On October 5, 2017, Zielke was arrested on a criminal complaint. He was charged in a 13-count indictment in November 2017. Zielke was the first medical provider indicted following Attorney General Jeff Sessions’ formation of the Opioid Fraud and Abuse Detection Unit, a Department of Justice initiative that uses data to target and prosecute individuals that are contributing to the nation’s opioid crisis. Since its formation, the Western District of Pennsylvania’s OFADU has charged 17 physicians or medical professionals.
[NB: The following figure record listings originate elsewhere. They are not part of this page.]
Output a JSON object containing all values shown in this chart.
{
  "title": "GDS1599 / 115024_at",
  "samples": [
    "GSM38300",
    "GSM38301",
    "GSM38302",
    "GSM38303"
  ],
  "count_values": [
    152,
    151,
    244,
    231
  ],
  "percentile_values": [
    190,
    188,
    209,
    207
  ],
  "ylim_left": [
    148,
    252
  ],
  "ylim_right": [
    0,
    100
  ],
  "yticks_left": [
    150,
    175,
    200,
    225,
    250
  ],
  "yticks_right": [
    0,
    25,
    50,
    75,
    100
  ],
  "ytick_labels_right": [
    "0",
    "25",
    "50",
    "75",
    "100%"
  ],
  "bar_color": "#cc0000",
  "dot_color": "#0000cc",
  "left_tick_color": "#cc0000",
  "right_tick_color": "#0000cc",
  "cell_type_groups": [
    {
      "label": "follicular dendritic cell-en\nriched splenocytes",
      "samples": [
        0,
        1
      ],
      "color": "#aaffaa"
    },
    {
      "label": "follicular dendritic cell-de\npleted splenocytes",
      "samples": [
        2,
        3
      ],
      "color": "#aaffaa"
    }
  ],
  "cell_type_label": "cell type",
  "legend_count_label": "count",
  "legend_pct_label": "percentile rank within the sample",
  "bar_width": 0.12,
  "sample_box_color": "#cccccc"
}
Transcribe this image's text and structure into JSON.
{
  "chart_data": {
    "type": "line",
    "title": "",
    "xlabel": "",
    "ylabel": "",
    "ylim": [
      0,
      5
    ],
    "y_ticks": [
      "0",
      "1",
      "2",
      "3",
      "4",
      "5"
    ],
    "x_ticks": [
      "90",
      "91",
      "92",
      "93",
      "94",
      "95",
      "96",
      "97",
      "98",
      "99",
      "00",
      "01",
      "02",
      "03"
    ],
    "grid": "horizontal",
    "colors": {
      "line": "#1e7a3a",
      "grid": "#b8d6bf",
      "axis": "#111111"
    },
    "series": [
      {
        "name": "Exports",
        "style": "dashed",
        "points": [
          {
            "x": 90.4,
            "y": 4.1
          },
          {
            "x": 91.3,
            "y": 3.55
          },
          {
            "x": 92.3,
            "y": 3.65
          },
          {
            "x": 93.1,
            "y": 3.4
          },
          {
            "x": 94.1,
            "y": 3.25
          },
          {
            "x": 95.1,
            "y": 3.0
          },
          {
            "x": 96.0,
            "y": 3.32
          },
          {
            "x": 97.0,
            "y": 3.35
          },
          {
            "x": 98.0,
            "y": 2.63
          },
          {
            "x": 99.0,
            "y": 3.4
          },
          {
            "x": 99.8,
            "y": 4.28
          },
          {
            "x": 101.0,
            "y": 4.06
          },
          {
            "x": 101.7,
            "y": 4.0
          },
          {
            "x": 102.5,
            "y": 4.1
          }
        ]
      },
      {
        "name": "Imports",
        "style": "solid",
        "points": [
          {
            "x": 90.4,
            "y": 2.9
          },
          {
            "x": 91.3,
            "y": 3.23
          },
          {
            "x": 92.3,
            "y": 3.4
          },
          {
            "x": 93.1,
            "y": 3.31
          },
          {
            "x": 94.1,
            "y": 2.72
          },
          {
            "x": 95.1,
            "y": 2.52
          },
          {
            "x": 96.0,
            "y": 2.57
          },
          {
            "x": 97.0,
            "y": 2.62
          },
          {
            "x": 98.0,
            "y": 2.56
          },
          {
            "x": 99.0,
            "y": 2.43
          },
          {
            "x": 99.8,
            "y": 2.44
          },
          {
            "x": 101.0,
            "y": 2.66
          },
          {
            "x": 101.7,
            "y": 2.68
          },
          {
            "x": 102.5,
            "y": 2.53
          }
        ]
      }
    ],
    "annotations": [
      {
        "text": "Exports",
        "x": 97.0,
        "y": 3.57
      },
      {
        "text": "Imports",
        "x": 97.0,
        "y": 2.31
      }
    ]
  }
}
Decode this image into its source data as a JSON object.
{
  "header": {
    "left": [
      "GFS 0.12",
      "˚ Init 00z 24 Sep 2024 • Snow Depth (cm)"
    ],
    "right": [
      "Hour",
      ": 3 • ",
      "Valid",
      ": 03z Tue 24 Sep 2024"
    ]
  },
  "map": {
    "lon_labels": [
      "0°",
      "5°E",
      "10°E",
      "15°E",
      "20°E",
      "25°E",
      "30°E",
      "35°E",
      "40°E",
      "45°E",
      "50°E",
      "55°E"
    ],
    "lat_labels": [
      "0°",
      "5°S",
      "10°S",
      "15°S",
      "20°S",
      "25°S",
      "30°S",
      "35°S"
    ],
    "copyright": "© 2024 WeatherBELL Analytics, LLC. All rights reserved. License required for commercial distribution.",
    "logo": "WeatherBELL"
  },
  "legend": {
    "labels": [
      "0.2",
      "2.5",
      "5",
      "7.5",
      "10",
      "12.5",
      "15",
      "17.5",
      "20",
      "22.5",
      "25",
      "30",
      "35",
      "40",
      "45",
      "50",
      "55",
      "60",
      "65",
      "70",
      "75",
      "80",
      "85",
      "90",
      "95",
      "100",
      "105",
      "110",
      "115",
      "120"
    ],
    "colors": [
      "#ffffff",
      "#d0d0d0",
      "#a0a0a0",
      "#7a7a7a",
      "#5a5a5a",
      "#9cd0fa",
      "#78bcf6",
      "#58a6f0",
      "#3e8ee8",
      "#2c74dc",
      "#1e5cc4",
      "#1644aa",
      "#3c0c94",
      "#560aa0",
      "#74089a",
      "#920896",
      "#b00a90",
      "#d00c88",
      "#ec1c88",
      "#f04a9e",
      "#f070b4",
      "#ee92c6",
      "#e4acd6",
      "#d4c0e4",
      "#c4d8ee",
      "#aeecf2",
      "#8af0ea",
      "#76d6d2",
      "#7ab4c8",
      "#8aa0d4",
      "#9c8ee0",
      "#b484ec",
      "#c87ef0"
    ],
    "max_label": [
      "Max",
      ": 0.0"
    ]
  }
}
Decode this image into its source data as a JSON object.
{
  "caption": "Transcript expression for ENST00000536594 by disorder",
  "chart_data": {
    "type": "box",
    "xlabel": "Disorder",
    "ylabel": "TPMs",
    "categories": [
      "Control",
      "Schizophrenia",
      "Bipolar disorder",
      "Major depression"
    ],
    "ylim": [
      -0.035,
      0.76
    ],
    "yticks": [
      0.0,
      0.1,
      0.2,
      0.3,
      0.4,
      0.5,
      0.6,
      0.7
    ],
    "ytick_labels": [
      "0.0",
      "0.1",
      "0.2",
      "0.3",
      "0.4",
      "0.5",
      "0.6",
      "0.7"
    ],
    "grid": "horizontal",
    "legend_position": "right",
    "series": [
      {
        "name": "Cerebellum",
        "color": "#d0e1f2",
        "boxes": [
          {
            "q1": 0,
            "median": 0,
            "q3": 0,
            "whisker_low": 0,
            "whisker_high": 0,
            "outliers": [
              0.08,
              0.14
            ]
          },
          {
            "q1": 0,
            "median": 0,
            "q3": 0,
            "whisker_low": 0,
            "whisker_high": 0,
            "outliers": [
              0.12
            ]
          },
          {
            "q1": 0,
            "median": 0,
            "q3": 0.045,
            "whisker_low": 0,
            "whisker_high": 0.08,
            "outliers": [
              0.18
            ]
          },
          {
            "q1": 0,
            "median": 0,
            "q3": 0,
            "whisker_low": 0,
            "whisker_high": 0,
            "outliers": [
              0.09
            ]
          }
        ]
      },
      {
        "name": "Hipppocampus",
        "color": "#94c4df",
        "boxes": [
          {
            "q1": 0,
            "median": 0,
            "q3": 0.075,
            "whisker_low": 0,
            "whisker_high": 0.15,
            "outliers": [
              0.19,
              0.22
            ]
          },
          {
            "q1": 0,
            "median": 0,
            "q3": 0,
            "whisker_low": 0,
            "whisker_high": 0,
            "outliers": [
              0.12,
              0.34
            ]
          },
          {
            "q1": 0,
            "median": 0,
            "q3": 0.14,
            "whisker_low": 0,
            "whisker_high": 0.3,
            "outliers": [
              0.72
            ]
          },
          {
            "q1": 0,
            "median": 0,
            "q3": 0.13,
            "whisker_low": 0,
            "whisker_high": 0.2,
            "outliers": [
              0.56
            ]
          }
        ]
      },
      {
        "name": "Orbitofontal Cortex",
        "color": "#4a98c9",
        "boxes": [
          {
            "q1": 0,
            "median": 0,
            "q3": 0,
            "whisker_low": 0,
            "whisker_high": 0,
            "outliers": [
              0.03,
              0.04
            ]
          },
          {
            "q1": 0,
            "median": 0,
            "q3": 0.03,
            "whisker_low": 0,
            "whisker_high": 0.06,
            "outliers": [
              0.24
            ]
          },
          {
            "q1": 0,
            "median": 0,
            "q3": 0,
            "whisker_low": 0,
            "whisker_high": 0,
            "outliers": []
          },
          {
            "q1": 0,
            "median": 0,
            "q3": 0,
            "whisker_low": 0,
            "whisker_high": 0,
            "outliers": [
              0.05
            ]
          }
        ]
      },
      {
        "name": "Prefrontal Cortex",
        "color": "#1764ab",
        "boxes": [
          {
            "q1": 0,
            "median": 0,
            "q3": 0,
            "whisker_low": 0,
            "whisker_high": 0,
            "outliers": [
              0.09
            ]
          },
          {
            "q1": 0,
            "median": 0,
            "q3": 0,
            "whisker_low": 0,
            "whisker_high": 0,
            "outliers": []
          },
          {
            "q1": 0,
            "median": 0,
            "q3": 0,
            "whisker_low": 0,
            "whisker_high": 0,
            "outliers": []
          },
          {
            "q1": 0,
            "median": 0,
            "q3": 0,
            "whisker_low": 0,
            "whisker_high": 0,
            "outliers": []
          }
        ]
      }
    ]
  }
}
The law provides for a maximum per count sentence of 10 years in prison, a fine of $500,000, or both, for the controlled substances offenses. Zielke faces an additional maximum per count sentence of 10 years and fine of $250,000 for the health care fraud charges; and a maximum per count sentence of 10 years and a fine of $250,000 for the money laundering offenses. Under the Federal Sentencing Guidelines, the actual sentence imposed would be based upon the seriousness of the offenses and the prior criminal history, if any, of the defendant.

Assistant United States Attorney Robert S. Cessar and Special Assistant U.S. Attorney Summer Carroll of the Pennsylvania Attorney General’s Office are prosecuting this case on behalf of the government.

The investigation leading to the filing of charges in this case was conducted by the Western Pennsylvania Opioid Fraud and Abuse Detection Unit, which combines personnel and resources from the following agencies to combat the growing prescription opioid epidemic: Federal Bureau of Investigation, U.S. Health and Human Services – Office of Inspector General, Drug Enforcement Administration, Internal Revenue Service-Criminal Investigations, Pennsylvania Office of Attorney General - Medicaid Fraud Control Unit, United States Postal Inspection Service, U.S. Attorney’s Office – Criminal Division, Civil Division and Asset Forfeiture Unit, Department of Veterans Affairs-Office of Inspector General, Food and Drug Administration-Office of Criminal Investigations and the Pennsylvania Bureau of Licensing.

A superseding indictment is an accusation. A defendant is presumed innocent unless and until proven guilty.